Viewing a single comment thread. View all comments

celebratedrecluse wrote (edited )

I mean, there's a lot to be said for the way that conventional western medicine has utterly discarded thousands of years of traditional herbal knowledge in favor of petrochemical-derived medicines and surgery.

You should read up on iatrogenesis in modern medicine (if you haven't already), I think it is a very interesting topic which goes frequently undiscussed due to the massive political power of the professional class in capitalist countries.

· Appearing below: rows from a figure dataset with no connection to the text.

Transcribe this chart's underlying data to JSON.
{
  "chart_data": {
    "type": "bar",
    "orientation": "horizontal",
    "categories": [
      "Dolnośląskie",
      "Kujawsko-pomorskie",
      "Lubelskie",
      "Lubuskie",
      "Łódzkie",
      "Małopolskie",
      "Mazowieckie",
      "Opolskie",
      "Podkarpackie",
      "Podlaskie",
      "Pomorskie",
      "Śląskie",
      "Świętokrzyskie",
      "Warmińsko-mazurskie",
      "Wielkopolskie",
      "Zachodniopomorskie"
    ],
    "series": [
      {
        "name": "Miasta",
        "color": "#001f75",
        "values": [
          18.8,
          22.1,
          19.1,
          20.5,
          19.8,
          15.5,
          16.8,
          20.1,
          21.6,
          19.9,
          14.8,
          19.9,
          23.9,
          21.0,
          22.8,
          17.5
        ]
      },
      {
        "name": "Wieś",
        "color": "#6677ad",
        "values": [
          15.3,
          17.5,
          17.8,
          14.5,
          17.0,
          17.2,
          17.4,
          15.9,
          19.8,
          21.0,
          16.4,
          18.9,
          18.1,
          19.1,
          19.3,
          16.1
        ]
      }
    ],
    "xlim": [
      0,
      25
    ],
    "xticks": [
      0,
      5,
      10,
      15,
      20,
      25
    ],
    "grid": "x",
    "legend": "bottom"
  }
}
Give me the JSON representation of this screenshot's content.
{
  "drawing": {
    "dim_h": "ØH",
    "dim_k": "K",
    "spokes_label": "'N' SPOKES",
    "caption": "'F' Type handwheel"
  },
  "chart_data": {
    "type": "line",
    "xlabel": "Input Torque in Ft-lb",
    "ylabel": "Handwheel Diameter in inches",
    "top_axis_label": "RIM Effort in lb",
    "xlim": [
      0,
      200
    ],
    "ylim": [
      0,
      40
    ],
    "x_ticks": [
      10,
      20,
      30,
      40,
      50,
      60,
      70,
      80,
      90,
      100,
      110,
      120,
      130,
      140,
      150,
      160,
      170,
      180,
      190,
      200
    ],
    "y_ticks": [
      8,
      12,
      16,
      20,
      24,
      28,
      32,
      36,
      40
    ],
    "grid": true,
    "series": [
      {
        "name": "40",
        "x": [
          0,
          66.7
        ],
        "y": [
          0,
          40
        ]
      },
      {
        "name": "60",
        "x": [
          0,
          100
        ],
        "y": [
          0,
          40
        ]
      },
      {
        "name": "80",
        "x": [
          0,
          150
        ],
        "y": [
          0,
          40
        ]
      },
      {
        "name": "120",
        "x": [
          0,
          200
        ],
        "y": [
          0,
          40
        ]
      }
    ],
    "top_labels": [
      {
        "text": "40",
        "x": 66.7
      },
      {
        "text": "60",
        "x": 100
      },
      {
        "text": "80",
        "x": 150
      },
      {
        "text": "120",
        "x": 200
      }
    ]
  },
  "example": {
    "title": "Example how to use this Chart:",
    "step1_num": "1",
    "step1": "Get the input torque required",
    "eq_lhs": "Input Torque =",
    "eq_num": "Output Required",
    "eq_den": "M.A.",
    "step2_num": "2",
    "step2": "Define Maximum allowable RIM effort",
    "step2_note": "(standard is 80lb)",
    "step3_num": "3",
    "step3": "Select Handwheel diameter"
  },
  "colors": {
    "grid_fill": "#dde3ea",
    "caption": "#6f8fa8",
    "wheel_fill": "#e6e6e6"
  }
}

While I certainly have many criticisms of conceptions of the "natural" in this book (and in general when people use it, especially in the context of "natural medicine"), here is an interesting author who talks about iatrogenesis: https://soilandhealth.org/wp-content/uploads/0303critic/030313illich/Frame.Illich.Ch2.html

We should be pushing for evidence-based medicine which attempts to limit iatrogenic consequences by using the least invasive techniques, including herbal medicines if they are appropriate. Instead, especially in my country, the capitalist medical system pushes people to use the most expensive and thus lucrative options, even making lifesaving drugs like Naloxone and Norepinephrine too expensive for the poor to afford, let alone doctor's visits or other forms of healthcare. While there are many parties profiting here, you cannot divorce the class stratification of capitalist healthcare from the professionalization of medicine. In fact, they feed into each other.

There is a growing shift towards integrating herbal knowledge which is evidence-based within the medical field, but it's happening slowly, and only as a way to reinforce the professional class's power. This is not sufficient to address the problems we face, imo.

Ultimately, anarchists should be pushing for the deprofessionalization of medical knowledge (siloing knowledge and care in extremely hierarchical structures, to accumulate capital, is fucked up), equity for healthcare workers, and a healthier environment/food system. We should not creating new professions that sell a false bill of goods, like alternative (and sometimes conventional) systems do. I think it is like the difference between a green political party, and a green direct action coalition. One seeks to build up a new parasitic social relationship, and the other tries to actually address the problems we face from the root up.